If there’s a Rees Jones signature design feature on Viniterra it’s probably the par threes shaped like an inverted Y. On No. 15, which can play as long as 212 yards, there’s a set of tees that force the golfer to play over a field of bunkers. There’s a second set of tees about 50 yards away that require shots of similar length, but from an angle that permits a duffer to roll the ball onto the putting surface. Jones liked the concept well enough that he essentially duplicated it on the 205-yard 17th.

From this angle, the shot to the green at the 15th has to carry an array of bunkers.

For my money, though, the best hole on the course is the 9th, a par five that can play anywhere from 570 yards to 432 yards. Guarding par against the occasional player with Bubba Watson’s length, Jones forces the player who wants to hit the green in two to carry the second shot over a field of deep bunkers, then hit the correct portion of the green. But he kept the second shot from being boring for the player who tries to hit the green in the standard three shots. The fairway is bifurcated, and the player who lays up has to figure out how far to hit the ball to reach and stay in the second segment and avoid some grass bunkers and heavy rough. It’s a nice design touch.

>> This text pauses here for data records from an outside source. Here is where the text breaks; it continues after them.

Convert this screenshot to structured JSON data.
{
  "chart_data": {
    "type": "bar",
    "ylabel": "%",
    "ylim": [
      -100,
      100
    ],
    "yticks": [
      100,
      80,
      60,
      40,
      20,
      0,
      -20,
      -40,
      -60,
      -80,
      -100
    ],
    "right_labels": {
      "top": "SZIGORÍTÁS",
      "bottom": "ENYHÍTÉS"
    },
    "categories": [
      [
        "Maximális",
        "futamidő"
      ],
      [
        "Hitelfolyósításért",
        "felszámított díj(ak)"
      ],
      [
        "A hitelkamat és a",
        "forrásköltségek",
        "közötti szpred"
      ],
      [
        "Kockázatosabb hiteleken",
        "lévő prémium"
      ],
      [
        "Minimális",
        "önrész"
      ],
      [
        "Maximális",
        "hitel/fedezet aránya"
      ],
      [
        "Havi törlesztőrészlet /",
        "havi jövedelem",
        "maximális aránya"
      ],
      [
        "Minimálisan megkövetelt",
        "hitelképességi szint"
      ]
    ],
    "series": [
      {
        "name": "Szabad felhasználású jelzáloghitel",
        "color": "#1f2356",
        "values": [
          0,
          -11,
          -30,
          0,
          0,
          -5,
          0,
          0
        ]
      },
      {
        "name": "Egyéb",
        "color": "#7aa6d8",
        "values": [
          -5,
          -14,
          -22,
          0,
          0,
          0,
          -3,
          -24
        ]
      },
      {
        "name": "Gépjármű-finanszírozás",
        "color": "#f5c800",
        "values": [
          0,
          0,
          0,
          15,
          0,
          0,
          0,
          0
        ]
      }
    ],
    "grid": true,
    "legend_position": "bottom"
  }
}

Viniterra has been rated at 77.2 with a 147 slope from the back tees, but it turned out to be a manageable golf course. It’s fairly easy to keep tee shots in play. The greens are well-conditioned and putts roll smoothly. There are even a few lucky bounces to be found, when a hump in a green kicks the ball into tap-in range.

It compliments a growing list of excellent courses between the Atlantic and Richmond.  The state could make a first-rate golf trail that would include Mattaponi Springs, north of Richmond, Viniterra, Royal New Kent, the Golden Horseshoe courses at the Williamsburg Inn, and the Palmer and Nicklaus courses at Bay Creek, on the eastern shore.

Or, you could just play Viniterra. Like a new red wine, it’s a creation to savor.